– У тебя хорошо получается, я как-то видел случайно. Запомни: главное – не думать о лезвии и острие ножа, сосредоточься на рукояти, на чувстве ее веса. И еще: надо, чтобы все малейшие движения твоего тела совпадали с движениями того, чем ты жонглируешь, пусть хоть ножами… Но важней всего поймать кураж, почувствовать, что ты летаешь, и все под тобой поет и трепещет, и руки твои поют… А вообще, – продолжил он, – мне, возможно, понадобится новый ассистент. Попробуем? Поговори с родителями…
– Э, нет, сынок, это не дело. Я научил тебя выделке кож, люди всегда занимались этим: мой дед, мой прадед, мой отец. Это кормило нас, наши семьи, это дело навсегда. Твои руки всегда заработают на кусок хлеба…
– Папа, жонглер тоже работает руками…
– Э, Коко, сегодня работает, завтра не работает, а мы нужны всегда…
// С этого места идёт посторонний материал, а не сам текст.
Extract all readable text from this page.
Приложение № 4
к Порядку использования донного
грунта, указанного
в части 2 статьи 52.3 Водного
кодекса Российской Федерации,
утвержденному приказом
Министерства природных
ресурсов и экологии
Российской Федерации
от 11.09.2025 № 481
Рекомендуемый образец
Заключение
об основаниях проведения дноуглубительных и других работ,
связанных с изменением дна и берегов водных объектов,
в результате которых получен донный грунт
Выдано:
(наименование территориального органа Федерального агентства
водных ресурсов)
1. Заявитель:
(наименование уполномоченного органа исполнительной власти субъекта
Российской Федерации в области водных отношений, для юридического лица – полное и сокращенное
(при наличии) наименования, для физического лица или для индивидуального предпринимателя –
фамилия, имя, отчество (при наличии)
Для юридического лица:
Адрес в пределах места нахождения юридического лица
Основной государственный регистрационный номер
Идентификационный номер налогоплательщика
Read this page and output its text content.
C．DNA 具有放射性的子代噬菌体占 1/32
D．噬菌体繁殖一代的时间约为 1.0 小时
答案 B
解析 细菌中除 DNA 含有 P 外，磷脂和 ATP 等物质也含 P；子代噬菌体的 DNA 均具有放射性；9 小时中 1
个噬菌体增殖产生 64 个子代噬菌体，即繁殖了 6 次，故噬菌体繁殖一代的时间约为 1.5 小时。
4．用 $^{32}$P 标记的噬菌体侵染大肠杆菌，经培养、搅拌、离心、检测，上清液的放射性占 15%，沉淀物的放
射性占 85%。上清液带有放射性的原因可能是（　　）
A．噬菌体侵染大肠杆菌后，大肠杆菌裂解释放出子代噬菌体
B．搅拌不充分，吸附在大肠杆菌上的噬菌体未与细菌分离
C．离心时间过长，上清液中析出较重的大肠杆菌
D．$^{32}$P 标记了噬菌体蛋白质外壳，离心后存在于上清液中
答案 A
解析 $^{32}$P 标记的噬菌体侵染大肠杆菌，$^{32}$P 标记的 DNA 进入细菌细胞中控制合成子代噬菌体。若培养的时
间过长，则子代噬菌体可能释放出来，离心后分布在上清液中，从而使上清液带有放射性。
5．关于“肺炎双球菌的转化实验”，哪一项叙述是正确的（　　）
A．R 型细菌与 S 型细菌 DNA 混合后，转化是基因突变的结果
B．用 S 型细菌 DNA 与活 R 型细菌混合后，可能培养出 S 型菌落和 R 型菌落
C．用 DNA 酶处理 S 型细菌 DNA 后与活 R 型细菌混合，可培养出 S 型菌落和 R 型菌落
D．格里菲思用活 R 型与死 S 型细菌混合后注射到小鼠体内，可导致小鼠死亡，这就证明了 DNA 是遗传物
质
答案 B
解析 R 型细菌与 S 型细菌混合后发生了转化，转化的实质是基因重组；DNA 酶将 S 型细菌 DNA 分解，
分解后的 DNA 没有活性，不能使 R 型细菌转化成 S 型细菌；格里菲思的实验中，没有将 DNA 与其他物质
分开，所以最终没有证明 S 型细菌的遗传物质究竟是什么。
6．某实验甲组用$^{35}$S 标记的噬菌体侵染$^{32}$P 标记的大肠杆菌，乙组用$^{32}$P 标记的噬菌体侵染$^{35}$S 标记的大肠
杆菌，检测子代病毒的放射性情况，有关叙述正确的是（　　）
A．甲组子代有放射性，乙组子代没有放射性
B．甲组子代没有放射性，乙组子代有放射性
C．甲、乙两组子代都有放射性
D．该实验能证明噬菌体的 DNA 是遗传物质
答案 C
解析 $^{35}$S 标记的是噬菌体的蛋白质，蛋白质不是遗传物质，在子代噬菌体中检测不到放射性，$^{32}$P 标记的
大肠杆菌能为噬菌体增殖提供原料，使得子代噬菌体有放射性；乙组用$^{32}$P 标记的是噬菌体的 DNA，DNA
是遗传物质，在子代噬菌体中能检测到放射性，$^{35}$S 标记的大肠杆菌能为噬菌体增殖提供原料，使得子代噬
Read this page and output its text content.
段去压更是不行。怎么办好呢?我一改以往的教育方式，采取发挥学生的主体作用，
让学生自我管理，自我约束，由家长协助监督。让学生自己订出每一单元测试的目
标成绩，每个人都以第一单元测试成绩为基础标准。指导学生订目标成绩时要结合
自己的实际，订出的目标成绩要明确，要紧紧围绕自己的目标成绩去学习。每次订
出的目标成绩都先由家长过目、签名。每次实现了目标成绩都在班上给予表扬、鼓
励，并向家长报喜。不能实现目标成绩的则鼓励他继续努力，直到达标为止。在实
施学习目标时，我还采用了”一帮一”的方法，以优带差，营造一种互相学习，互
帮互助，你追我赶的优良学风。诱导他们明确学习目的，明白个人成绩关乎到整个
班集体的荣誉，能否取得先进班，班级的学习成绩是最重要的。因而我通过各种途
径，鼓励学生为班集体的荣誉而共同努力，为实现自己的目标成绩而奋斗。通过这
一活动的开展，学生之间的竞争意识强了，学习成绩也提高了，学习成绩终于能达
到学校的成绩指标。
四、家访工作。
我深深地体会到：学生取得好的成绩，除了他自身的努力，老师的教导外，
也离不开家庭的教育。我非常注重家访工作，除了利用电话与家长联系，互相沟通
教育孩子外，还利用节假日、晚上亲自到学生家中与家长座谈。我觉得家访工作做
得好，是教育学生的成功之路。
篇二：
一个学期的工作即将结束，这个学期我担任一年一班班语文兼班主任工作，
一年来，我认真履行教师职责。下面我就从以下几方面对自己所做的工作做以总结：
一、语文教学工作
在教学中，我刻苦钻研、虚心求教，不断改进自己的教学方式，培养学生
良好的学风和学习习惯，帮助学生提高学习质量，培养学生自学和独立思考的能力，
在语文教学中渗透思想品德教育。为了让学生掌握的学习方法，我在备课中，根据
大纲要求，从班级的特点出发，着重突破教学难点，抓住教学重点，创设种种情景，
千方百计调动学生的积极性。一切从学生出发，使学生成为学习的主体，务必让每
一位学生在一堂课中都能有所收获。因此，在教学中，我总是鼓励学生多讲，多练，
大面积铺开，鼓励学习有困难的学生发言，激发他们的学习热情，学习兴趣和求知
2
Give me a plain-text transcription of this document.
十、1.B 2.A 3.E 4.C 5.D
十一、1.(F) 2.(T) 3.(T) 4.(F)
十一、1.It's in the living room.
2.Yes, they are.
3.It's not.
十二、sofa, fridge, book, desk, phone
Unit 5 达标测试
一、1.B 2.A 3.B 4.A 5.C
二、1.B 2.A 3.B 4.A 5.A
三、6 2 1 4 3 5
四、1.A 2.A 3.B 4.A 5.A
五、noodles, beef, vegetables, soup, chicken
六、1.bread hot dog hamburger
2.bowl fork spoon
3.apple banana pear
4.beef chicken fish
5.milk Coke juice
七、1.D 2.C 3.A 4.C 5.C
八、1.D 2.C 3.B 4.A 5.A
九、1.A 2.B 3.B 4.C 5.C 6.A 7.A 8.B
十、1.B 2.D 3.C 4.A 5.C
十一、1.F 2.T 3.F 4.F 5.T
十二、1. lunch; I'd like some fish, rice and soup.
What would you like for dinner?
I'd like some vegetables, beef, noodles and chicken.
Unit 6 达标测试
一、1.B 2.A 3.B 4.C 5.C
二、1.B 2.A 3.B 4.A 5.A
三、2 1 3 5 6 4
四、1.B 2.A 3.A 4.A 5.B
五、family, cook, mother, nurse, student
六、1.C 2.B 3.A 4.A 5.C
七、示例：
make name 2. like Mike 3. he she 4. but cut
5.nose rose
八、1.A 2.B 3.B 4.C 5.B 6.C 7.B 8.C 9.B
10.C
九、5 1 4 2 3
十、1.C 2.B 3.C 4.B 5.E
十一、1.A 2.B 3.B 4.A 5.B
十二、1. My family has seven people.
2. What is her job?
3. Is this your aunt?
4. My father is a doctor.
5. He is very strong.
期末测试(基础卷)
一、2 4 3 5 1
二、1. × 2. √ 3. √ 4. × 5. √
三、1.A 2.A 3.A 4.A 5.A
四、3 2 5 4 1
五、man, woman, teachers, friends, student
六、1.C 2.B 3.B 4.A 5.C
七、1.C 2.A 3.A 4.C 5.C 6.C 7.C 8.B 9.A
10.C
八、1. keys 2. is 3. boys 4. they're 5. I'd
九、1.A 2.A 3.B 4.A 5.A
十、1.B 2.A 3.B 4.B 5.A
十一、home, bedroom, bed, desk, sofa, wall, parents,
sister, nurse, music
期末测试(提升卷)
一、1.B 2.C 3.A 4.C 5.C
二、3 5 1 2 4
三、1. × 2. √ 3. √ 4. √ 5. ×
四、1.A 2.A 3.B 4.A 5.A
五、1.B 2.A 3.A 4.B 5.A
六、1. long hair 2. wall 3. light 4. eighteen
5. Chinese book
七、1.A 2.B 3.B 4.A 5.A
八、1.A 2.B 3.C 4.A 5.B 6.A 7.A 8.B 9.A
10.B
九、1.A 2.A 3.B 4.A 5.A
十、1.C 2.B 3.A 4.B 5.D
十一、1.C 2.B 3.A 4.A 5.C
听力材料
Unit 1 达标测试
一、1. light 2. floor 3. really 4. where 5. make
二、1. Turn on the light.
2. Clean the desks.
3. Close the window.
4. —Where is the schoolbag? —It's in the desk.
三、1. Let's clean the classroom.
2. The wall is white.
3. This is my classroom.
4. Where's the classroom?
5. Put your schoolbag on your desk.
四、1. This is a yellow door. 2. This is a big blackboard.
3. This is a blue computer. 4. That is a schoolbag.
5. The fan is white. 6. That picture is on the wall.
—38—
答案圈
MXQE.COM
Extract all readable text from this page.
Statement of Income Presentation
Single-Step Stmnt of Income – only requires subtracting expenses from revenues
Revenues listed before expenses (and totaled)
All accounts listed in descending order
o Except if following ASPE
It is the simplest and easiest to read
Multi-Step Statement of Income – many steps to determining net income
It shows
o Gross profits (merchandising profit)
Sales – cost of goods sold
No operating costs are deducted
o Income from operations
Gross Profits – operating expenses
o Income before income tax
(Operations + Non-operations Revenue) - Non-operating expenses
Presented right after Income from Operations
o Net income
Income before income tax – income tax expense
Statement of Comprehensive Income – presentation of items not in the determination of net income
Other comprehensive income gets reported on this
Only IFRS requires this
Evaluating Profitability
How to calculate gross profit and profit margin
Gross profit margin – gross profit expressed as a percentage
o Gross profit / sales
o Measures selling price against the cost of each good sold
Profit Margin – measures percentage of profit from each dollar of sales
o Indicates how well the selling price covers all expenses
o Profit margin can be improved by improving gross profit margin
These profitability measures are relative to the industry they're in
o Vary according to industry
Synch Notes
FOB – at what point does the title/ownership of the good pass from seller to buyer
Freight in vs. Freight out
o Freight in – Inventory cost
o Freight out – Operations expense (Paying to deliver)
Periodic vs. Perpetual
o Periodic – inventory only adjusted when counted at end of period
– Но, папа, мне нравится быть жонглером.
– А ты что, уже им стал? Даже если бы и стал, я бы не позволил уехать из дома, мне нужна опора… Я еще поговорю с этим артистом, – сказал, правда не зло, отец. Он слишком любил Коко, чтобы грубо врезаться в его душу.
Дни потихонечку шли. Коко все так же каждый день тренировался, но уже один за городом, учтя все советы мастера.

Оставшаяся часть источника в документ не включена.